The UK also remained the largest importer of beef during this period, with the country’s requirements totalling 600,000t in 1938, despite the increased protectionism of the inter-war years.

Australia and Argentina were still the primary suppliers of beef to Britain when international trade recovered after the Second World War.

And although Britain’s import requirements fell to around 350,000t by 1960 (as the UK significantly increased domestic output), close to 60pc of this volume was supplied by Argentina.

At this time, Ireland’s carcase beef industry was just a decade old. Up to the late 1940s, Ireland’s cattle industry was dominated by the export of live animals.

This was reflected in the country’s trade figures. While between 500,000 and 650,000 live animals were shipped abroad each year, just 6,000t of carcase beef was exported in the late 1940s. There was also a successful canned meat sector, but this primarily took cows.

Opening of exports

The opening of exports to the US and Britain in the early 1950s – along with contracts to supply the US armed forces based in Europe – enabled Ireland’s beef exports to grow exponentially during the 1950s.

In fact, by the early 1960s, Ireland was exporting close to 60,000t of beef – 10 times more than it had done a decade earlier.

However, the scale of the Irish industry was still dwarfed by that of Argentina, which exported close to 530,000t in 1963.

Ireland’s position in the British market was similarly towered over by the South Americans. Britain imported 235,000t of chilled and frozen beef from Argentina in 1963, compared to just 36,000t from Ireland.

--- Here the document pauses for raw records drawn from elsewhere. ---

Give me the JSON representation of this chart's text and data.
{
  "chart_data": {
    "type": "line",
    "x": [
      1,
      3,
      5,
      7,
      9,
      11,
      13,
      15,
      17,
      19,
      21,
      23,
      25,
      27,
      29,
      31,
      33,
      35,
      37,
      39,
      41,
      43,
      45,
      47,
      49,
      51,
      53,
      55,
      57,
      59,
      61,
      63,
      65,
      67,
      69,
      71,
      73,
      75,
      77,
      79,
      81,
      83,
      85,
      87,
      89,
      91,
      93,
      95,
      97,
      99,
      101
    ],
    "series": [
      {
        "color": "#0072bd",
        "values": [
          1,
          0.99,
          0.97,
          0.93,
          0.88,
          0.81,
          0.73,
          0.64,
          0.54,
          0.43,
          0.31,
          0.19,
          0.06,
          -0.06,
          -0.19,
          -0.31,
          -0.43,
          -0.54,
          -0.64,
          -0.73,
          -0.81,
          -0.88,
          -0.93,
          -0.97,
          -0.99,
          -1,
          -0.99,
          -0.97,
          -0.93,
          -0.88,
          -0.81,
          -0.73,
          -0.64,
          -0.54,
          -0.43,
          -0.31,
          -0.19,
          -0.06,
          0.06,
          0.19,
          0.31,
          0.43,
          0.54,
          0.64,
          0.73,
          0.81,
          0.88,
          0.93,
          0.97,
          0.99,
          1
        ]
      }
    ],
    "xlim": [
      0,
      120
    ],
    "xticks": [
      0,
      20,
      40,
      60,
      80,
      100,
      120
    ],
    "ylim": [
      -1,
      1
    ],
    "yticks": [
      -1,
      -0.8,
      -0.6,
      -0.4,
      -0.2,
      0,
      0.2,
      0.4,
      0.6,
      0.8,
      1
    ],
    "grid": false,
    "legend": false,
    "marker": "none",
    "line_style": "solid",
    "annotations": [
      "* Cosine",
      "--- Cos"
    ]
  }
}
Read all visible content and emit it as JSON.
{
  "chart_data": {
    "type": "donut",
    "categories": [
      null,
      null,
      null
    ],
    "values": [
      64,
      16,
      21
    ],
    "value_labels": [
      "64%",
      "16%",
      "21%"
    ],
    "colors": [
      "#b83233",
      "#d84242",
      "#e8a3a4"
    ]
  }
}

But Ireland had a number of crucial advantages over its South American competitors.

The most important of these was that the country was free of foot-and-mouth disease – a distinction shared only by Iceland in 1950s and 1960s Europe.

Increased government support was also a decisive factor in the expansion of beef exports during the 1960s. This was particularly the case following Charlie Haughey’s appointment as Minister for Agriculture in the autumn of 1964.

Haughey pushed the case for the beef processing sector during negotiations for the Anglo-Irish Free Trade Agreement (AIFTA) of 1966, until the UK government agreed to extend export supports to carcase beef. These UK exchequer supports, or deficiency payments, were traditionally restricted to live cattle exports.

Under the trade agreement, 25,000t of prime Irish beef qualified for the supports. This was equivalent to paying export subsidies on around 100,000 cattle.

Haughey doubled down on the UK supports by offering Irish exchequer subsidies at the same rate as the British deficiency payments on all prime beef exports to Britain in excess of the 25,000t covered by the AIFTA.

Windfall

This represented a windfall for the beef processors, with close to £8m paid to the factories under the subsidy schemes between 1966 and 1970.

Beef exports almost trebled in the years following the AIFTA as a consequence of increased supports, rising from 56,000t in 1965 to over 150,000t two years later.

The growth in beef exports – specifically to Britain – was even more pronounced, increasing four-fold to almost 110,000t between 1965 and 1967.

The challenges for Argentina posed by increased competition from Irish beef were compounded by an outbreak of foot-and-mouth disease in Britain from 1967 to 1968.

A consignment of carcase beef from Argentina was blamed for the outbreak, and all imports from South America were subsequently banned for six months by the British authorities.

Argentine beef exports collapsed as a result of the ban, falling from over 110,000t in 1967 to under 35,000t in 1968.

By 1971, Ireland supplied 42% of British beef imports and had taken over Argentina’s position as the UK’s primary beef supplier.

EEC membership in 1973 closed off any hopes of an Argentine recovery in the British market, as access for South American beef was restricted by external tariffs.

However, Brexit has effectively turned the clock back 60 years by fundamentally changing the landscape for beef imports into Britain.

Ireland may have exported close to 200,000t of beef to the UK last year, with this business worth €1.1bn, but this trade is now up for grabs again.

And as in the 1960s, it is being hunted by processors from Melbourne to Manitoba – and all points in between.